Ebbene, attraverso questi incontri talune delle vittime hanno sentito il bisogno di incontrare, poi, il “loro” reo.

Diciamo che è un cammino, direi, camminiamo sui vetri, camminiamo in un equilibrio e con una responsabilità assolutamente grandissima, perché, veramente, non si deve turbare, vittimizzare ancora una volta, chi ha subito un danno irreparabile. Però, credo che i risultati di questi primi casi su cui stiamo lavorando servano per dare un segno di possibilità, di nuova prospettiva anche per l’esecuzione della pena.

Cominciamo anche noi operatori a pensare in maniera diversa, cominciamo a pensare in maniera prospettica anche noi, cominciamo a pensare non solo a un reinserimento, così come dice la Costituzione e la legge, che poi spesso si riduce a un reinserimento nell’ambiente di provenienza, senza che sia intervenuto un cambiamento soggettivo o oggettivo di significato.

E, secondo me, l’elemento della responsabilizzazione diventa l’elemento di novità: la riscoperta dell’altro diventa l’elemento di novità.

Questo è quello che vi posso dire in questo poco tempo, aggiungendo che questa esperienza prudente di percorsi riparativi è resa possibile soltanto in virtù della collaborazione col mondo dei mediatori, i mediatori penali, questi mediatori che mi hanno dato una disponibilità gratuita a fare questa sperimentazione. Sono soggetti solitamente provenienti dall’esperienza minorile, e che vado contattando di volta in volta a seconda del territorio dove mi viene proposto il caso.

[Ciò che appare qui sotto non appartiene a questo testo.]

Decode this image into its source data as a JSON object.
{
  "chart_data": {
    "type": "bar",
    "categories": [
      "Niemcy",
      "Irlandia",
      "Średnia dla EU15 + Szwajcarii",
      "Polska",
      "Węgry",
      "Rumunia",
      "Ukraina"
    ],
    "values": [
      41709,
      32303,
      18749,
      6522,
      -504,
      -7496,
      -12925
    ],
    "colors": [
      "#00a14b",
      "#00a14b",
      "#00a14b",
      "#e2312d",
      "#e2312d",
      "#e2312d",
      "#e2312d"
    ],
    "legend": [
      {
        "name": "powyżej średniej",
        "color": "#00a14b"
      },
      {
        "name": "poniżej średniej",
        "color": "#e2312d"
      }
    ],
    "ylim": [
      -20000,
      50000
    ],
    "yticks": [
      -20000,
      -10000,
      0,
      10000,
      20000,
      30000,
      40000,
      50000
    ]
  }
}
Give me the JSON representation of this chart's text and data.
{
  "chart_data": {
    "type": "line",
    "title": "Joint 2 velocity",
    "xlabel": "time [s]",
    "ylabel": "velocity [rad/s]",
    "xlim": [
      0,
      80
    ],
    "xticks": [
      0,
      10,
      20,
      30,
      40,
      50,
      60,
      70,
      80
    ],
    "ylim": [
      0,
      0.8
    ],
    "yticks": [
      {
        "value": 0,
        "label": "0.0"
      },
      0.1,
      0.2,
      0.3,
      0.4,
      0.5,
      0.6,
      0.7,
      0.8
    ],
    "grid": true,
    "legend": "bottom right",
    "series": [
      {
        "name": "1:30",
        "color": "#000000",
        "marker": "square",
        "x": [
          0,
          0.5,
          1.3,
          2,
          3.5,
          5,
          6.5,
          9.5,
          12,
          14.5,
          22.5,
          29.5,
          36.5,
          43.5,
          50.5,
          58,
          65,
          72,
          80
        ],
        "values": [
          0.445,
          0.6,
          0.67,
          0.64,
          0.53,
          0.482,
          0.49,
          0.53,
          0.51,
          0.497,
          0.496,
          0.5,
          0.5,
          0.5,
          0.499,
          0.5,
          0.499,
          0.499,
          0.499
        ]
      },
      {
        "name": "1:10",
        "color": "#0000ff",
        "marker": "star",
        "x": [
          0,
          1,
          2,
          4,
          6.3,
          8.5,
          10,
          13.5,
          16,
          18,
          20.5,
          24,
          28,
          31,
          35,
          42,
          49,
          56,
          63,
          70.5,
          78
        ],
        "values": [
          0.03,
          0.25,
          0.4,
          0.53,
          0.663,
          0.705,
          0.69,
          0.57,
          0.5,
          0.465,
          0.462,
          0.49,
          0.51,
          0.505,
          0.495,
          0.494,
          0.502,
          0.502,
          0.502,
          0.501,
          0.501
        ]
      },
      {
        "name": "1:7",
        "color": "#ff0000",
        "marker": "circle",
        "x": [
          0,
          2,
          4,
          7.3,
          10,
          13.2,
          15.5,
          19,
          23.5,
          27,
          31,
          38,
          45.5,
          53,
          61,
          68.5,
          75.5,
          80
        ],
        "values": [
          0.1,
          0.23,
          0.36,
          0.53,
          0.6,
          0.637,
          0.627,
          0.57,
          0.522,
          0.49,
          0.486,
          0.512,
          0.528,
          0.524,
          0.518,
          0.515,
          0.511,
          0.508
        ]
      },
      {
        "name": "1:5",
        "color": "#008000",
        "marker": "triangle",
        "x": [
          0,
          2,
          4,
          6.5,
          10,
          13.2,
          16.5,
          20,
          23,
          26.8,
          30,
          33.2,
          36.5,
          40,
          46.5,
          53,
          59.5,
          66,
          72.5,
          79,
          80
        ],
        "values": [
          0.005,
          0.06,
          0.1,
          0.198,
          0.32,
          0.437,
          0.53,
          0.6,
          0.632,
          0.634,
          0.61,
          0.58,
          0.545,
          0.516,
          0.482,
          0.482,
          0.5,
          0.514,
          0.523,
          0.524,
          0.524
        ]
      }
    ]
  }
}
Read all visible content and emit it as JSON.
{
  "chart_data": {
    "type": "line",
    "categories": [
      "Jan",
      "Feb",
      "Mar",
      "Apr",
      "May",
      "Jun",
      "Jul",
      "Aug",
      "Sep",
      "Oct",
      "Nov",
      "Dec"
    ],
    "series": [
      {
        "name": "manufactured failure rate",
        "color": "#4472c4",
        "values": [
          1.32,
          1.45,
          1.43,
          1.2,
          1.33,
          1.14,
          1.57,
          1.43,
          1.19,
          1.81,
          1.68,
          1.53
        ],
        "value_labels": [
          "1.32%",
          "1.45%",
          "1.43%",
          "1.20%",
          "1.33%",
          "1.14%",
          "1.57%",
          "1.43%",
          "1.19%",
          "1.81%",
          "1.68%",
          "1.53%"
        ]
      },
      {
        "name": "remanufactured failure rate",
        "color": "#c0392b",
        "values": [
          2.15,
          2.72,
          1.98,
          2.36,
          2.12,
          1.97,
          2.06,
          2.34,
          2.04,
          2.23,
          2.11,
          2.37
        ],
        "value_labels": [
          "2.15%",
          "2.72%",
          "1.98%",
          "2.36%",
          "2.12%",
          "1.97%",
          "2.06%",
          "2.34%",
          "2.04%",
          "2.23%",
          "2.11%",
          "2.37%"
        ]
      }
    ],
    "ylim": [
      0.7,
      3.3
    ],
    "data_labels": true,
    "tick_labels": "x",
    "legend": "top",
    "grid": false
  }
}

È chiaramente una sperimentazione delicata, e ce ne rendiamo conto, però credo che bisogna avere il coraggio di osare, lavorando, nel contempo, sul piano delle norme e dei regolamenti.

Io credo che tutto quello che ci siamo detti oggi, tutto quello che ciascuno di noi fa, sotto diversi punti di vista, fa crescere, comunque, in tutti noi la certezza di parlare con onestà, di parlare con verità, con impegno professionale, supportati dall’impegno personale di tutti quelli che sono stati qui con noi.